Frédéric Guzy est le directeur général d’Entreprise & Personnel, réseau d’entreprises dans le domaine des ressources humaines et du social. Rassemblant une centaine d’adhérentes, majoritairement de grandes entreprises, ce réseau produit chaque année une note de conjoncture sociale. Ancien DRH adjoint des Aéroports de Paris, et ex-conseiller ministériel auprès du ministère des Transports et du Travail, Frédéric Guzy livre à Challenges son analyse de la situation sociale actuelle dans les entreprises.

Challenges – Quel est l’état du dialogue social dans les entreprises dans le contexte de crise actuel?

Frédéric Guzy – La situation sociale en ce moment est très compliquée. Elle n’a jamais été aussi brouillée dans l’histoire récente, post-Seconde Guerre mondiale. Mais la crise sanitaire a été un amplificateur de ce phénomène plutôt que créatrice d’une nouvelle situation. Le dialogue social en entreprise est en crise. Ce n’est pas parce qu’on en parle à toute berzingue, qu’on assiste réellement à un regain et un repositionnement des organisations syndicales. Les syndicats et le dialogue social sont en quelque sorte otages des questions institutionnelles et d’emploi. Je parle des entreprises de 500 employés et plus, que je connais bien et dans lesquelles les CSE sont de plus en plus éloignés du terrain. On y parle emploi, activité partielle, qui sont des sujets importants, mais il y a une vraie déconnexion des problématiques quotidiennes du travail des salariés. La crise sanitaire a aggravé cette déconnexion. On parle tout le temps de dialogue social, mais c’est l’arbre qui cache la forêt.
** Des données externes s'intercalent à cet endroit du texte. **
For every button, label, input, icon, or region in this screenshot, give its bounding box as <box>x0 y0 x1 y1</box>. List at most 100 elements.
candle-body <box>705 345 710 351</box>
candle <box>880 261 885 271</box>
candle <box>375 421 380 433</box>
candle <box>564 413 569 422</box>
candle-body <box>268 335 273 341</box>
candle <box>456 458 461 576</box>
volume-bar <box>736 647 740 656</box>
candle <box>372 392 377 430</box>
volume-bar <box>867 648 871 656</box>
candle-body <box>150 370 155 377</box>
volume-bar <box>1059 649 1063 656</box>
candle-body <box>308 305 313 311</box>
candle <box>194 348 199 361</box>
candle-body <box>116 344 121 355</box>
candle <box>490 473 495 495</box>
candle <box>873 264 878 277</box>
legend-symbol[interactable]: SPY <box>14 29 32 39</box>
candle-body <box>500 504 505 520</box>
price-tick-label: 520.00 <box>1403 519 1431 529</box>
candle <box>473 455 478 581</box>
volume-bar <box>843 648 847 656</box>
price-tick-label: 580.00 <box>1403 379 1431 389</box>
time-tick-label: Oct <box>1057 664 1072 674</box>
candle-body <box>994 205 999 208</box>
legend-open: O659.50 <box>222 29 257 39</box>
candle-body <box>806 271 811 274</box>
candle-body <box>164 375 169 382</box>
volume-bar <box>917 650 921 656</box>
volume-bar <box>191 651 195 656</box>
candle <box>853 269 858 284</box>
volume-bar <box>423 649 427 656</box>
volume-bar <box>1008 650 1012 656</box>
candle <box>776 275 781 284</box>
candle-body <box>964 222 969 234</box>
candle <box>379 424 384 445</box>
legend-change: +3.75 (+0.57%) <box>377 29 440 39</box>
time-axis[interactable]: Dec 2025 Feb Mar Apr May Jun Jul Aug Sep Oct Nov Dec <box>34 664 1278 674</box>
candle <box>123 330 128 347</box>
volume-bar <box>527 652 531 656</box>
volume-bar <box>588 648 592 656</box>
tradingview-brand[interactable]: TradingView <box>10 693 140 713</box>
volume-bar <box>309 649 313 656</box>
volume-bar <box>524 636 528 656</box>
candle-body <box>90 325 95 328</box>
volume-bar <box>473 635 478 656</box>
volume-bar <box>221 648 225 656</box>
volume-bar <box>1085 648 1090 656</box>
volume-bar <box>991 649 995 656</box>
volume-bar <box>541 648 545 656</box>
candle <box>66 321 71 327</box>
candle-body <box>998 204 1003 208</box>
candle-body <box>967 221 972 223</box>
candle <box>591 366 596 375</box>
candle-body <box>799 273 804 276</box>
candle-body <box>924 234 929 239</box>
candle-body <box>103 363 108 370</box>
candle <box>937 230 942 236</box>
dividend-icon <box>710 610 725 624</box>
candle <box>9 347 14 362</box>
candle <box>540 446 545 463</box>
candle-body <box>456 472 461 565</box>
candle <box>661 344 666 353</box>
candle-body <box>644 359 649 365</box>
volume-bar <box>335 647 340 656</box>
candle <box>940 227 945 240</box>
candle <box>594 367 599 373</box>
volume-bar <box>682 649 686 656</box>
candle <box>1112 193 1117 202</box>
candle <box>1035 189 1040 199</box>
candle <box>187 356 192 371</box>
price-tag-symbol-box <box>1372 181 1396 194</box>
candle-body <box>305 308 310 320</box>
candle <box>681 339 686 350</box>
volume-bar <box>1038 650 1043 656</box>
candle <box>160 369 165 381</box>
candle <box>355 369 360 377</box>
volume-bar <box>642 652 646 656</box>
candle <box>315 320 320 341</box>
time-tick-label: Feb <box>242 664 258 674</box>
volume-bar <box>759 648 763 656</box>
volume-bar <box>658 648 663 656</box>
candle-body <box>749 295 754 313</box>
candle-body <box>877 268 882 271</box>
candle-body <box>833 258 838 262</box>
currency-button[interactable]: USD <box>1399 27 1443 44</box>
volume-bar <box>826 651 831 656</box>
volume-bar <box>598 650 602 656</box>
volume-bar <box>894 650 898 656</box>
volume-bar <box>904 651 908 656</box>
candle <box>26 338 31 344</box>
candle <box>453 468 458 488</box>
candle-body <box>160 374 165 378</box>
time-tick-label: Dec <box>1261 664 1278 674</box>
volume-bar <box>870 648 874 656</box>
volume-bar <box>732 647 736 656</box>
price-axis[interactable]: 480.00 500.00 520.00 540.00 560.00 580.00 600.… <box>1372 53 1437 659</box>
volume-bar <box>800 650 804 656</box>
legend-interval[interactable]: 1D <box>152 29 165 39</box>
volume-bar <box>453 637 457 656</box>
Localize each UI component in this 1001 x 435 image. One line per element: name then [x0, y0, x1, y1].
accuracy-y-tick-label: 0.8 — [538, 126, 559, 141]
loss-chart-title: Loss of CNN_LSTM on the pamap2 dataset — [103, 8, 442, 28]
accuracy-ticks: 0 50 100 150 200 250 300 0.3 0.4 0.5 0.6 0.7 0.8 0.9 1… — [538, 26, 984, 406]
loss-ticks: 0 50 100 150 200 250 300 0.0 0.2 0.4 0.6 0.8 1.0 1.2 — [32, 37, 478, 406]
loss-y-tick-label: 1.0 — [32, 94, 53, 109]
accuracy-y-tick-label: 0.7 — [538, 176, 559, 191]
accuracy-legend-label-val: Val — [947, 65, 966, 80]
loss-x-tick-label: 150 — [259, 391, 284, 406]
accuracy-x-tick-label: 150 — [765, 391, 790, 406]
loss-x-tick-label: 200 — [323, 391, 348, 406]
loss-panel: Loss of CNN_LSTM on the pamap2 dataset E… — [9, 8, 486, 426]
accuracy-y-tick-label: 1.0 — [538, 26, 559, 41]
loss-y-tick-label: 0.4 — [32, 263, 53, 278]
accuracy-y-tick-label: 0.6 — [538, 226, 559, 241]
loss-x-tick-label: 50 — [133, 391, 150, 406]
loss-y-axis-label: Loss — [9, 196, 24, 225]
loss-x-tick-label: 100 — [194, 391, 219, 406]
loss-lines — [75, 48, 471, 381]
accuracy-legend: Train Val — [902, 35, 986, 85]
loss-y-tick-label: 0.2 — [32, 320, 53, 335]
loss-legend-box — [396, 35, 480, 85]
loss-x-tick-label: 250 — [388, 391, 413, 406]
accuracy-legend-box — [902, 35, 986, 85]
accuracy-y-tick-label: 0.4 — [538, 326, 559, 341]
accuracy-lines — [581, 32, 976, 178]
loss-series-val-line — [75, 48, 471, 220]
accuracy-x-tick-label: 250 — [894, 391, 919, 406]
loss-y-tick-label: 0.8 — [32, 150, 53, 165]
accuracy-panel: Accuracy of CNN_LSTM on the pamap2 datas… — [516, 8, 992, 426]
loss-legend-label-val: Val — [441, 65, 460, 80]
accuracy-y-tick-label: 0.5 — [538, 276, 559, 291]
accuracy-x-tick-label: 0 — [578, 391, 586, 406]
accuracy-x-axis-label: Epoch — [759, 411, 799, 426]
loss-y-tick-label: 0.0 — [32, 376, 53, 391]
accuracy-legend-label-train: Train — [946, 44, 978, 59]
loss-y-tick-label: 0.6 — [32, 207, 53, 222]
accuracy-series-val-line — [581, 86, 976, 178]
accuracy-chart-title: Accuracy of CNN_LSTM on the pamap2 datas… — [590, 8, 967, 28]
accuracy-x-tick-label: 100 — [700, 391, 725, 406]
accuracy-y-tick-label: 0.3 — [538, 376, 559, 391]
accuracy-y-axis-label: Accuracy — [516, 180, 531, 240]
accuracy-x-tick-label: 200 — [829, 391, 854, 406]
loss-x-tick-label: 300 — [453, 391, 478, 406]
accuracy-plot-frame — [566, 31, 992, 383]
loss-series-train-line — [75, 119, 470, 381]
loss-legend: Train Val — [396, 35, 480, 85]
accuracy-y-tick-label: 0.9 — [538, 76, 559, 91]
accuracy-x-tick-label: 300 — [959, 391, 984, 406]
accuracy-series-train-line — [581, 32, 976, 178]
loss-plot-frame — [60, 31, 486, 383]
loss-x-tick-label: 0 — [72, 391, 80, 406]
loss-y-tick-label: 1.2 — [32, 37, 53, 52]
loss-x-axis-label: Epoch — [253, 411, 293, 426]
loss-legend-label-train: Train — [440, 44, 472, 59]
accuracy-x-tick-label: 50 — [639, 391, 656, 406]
Est-ce que la disparition des CHSCT n’aggrave pas cette crise du dialogue social? Les syndicats considèrent qu’elle a été catastrophique pour les sujets de santé et sécurité au travail, notamment parce que les sujets d’urgence économique prennent toute la place dans les CSE.

Rien n’empêche aujourd’hui les commissions santé et sécurité, au sein des CSE, de traiter des questions de conditions de travail. Ce n’est donc pas la structure de l’instance qui pose problème, mais la façon dont cette réforme a été mise en place. Les CHSCT, selon moi, ne faisaient pas le boulot. Ils étaient chronophages, souvent très politiques et aux pouvoirs parfois démesurés par rapport aux besoins des entreprises. En réaction, avec la réforme de 2017, les entreprises en ont profité pour réduire les moyens alloués aux instances et aux syndicats. Dans des groupes où on pouvait compter 200 CHSCT, on peut ne compter qu’une petite cinquantaine de commissions santé et sécurité aujourd’hui, ce qui accentue d’autant plus la déconnexion avec le quotidien des salariés. Et la disparition des délégués du personnel n’a pas aidé. Or qui dit déconnexion dit mauvaise représentation, donc un dialogue impossible. Les entreprises ont privilégié l’économie de moyens à la qualité de traitement des sujets, c’est une erreur.